In this context, the Premier League system in soccer makes sense. The best teams compete in a regular season; the team with the best record is the champion. So people who assume that a point-getter who plays on a championship is better than a player who shoots efficiently (but with fewer points) and rebounds/steals/blocks/does not turnover above average, and on a non-champion team, make two errors. They selected the wrong metric twice over.
With that said, I could only have made that point because of newer metrics that provide another frame of reference. Moreover, the new metrics tend to have improved predictive abilities over simply looking at point-getting totals.

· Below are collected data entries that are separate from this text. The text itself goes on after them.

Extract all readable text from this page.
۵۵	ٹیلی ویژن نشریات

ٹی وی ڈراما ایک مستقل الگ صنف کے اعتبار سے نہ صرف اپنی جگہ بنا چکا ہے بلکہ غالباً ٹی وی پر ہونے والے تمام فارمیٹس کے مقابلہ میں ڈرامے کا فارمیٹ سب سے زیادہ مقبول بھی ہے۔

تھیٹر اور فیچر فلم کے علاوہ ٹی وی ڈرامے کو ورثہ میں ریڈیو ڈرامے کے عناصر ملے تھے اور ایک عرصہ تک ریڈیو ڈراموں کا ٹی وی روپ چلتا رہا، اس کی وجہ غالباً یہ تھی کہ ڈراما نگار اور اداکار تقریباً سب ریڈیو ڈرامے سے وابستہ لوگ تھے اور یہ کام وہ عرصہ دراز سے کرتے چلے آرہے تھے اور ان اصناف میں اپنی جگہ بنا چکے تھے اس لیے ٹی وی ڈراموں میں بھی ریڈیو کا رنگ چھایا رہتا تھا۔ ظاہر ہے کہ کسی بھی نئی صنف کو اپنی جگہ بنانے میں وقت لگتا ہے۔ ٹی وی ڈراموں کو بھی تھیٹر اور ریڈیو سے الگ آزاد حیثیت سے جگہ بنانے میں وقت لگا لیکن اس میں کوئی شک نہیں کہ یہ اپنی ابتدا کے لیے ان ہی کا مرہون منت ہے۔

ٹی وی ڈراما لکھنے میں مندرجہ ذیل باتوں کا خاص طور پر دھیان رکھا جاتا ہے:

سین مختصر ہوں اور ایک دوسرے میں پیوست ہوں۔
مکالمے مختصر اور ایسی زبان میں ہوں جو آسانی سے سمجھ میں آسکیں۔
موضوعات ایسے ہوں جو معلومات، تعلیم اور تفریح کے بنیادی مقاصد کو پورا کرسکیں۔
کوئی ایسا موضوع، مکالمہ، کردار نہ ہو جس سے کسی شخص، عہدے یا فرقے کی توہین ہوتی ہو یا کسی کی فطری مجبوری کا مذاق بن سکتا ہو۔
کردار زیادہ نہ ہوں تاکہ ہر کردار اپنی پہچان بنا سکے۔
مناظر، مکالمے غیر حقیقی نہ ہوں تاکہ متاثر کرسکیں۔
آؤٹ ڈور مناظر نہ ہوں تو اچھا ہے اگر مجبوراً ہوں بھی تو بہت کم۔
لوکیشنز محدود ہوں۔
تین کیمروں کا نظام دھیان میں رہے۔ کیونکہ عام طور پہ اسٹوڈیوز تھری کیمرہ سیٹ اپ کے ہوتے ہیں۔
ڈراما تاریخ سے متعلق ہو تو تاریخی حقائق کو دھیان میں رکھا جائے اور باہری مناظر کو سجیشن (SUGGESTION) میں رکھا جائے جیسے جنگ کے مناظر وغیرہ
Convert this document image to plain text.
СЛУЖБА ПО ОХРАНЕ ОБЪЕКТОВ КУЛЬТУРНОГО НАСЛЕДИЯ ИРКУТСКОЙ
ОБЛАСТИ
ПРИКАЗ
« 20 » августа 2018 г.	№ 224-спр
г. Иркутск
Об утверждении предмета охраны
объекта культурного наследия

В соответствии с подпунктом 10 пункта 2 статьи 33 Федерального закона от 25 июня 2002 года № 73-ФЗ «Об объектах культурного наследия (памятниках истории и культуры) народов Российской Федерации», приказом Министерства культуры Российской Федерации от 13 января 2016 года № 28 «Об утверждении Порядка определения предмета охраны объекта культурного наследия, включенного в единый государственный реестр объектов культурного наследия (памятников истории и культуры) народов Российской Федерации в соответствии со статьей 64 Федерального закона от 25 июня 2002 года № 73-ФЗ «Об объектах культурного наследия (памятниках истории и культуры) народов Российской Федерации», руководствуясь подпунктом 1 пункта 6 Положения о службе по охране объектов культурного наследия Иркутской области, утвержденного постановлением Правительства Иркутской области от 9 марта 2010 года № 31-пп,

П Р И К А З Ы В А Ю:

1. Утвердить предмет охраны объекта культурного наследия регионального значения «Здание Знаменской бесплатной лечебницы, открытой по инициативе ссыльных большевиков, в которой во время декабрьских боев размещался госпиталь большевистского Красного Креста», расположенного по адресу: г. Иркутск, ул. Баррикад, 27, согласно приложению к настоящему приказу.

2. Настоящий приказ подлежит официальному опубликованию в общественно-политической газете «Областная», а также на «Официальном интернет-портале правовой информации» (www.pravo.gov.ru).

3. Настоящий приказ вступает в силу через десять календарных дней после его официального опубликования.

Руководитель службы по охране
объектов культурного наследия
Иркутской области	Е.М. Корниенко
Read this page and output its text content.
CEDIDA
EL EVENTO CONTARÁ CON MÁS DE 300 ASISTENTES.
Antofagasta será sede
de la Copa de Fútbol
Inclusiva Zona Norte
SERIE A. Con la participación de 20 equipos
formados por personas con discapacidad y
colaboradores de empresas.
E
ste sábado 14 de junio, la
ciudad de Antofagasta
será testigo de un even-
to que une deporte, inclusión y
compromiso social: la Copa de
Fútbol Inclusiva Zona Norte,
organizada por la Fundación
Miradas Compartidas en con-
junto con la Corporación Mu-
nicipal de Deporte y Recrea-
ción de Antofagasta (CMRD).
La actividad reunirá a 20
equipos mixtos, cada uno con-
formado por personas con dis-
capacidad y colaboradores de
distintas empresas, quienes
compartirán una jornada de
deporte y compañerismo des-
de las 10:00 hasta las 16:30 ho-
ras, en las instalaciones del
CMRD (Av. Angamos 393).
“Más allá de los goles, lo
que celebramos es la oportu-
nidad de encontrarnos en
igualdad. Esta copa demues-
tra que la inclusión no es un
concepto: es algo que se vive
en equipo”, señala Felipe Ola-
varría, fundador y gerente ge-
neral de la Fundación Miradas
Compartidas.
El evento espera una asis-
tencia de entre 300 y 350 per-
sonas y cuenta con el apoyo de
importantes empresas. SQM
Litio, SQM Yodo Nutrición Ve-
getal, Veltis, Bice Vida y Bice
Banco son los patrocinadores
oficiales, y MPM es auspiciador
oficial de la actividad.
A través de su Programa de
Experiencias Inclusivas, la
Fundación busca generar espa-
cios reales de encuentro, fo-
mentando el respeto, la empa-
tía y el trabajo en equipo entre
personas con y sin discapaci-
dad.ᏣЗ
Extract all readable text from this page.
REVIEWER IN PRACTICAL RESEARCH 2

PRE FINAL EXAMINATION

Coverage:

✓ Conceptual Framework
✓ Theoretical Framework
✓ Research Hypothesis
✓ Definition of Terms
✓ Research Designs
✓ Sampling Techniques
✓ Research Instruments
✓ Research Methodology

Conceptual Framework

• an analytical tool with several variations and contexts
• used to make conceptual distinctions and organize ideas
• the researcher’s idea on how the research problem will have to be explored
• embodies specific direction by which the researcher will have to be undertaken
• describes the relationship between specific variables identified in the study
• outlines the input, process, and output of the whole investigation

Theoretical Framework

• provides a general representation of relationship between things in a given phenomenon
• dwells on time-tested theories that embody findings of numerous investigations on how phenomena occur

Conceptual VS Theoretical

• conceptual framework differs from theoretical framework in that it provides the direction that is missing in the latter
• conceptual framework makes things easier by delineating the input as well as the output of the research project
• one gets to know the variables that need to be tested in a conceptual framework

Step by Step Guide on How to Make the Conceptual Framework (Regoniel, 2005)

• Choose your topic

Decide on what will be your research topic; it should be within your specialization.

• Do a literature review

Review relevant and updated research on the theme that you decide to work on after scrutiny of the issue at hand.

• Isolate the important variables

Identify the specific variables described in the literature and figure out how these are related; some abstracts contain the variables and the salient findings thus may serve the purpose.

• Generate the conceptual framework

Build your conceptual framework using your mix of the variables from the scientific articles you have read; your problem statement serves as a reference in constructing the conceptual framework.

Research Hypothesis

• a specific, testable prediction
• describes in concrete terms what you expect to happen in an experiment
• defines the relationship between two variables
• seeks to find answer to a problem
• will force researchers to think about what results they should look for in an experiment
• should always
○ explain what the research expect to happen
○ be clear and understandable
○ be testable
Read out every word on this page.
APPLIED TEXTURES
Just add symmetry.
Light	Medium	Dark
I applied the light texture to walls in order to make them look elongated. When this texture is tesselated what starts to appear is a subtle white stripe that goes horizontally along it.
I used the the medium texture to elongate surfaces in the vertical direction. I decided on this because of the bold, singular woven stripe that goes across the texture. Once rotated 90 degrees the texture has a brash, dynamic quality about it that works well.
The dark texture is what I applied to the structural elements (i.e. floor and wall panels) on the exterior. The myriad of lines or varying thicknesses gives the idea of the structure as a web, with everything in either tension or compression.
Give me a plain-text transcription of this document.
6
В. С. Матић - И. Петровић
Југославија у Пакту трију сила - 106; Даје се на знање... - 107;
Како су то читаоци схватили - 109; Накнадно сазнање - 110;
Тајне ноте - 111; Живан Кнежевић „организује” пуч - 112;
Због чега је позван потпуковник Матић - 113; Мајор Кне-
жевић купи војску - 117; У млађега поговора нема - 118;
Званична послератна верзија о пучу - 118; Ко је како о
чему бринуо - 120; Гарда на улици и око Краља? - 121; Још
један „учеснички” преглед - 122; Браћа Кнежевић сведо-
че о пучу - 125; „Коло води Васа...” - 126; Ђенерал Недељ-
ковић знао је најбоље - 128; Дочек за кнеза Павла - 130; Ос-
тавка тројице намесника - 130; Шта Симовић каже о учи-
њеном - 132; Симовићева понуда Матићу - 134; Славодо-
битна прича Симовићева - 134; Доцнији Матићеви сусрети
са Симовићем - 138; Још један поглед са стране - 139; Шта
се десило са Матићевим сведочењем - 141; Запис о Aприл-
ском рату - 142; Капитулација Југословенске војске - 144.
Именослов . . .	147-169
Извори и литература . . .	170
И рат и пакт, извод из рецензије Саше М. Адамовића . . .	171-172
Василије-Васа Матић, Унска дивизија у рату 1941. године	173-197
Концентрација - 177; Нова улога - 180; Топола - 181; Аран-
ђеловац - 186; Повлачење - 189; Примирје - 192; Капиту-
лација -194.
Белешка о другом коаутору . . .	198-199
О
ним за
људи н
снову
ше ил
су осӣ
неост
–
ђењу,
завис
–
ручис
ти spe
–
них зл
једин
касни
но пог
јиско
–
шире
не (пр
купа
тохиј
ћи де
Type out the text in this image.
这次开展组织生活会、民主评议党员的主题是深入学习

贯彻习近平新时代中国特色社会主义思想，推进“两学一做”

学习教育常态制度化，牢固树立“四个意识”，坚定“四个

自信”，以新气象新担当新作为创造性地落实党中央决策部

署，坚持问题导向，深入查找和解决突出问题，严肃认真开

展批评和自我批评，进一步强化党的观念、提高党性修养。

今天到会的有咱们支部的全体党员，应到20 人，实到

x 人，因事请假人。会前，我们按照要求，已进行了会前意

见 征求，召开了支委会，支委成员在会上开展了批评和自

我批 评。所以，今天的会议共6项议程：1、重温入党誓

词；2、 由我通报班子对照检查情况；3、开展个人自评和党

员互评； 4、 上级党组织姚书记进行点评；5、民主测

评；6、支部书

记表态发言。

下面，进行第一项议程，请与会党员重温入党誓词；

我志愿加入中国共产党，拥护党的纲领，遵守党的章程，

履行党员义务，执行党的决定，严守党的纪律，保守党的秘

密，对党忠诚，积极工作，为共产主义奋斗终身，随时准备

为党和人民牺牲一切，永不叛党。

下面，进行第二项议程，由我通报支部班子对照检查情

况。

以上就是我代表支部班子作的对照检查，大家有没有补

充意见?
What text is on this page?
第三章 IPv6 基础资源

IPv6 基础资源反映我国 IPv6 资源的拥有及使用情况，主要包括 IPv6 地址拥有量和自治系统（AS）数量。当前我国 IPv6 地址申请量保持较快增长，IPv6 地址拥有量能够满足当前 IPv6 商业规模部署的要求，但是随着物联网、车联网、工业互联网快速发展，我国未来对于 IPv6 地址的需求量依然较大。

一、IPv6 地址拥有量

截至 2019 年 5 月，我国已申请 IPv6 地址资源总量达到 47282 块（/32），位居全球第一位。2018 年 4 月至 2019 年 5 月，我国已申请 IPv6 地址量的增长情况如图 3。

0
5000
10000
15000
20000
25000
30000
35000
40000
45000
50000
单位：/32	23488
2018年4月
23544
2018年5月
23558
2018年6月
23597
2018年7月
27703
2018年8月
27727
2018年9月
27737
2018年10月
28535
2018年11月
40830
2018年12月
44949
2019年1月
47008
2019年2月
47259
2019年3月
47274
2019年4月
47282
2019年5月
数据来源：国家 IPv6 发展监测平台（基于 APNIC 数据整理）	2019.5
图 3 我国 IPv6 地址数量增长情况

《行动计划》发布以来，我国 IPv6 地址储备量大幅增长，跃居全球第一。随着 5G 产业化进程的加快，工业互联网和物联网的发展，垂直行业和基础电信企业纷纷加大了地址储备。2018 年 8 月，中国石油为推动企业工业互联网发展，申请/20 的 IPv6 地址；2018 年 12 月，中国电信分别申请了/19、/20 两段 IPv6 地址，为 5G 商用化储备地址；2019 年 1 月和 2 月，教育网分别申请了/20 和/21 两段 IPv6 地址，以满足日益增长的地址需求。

Among the new metrics, there are some that show a higher correlation with the scoring difference (and thus win/loss record) of teams. It doesn’t matter what they are, but an important point is that one can derive these conclusions about which metric is better or worse.
This is the main difference in scientific (of which I include athlete productivity analysis) and lay discourse. In the former, the assumptions are made bare and frames discussion. A good scientific paper (and trust me, there are bad ones) makes excruciatingly detailed descriptions of controls, the points of comparisons, any algorithms/formulae, and how things are compared. In the lay discourse, this isn’t the standard one would use, because communicating scientific findings to other scientists use a stylized convention. Using such a mode of communication with friends would make one a bore and a pedant – not to mention one would become lonely real quick.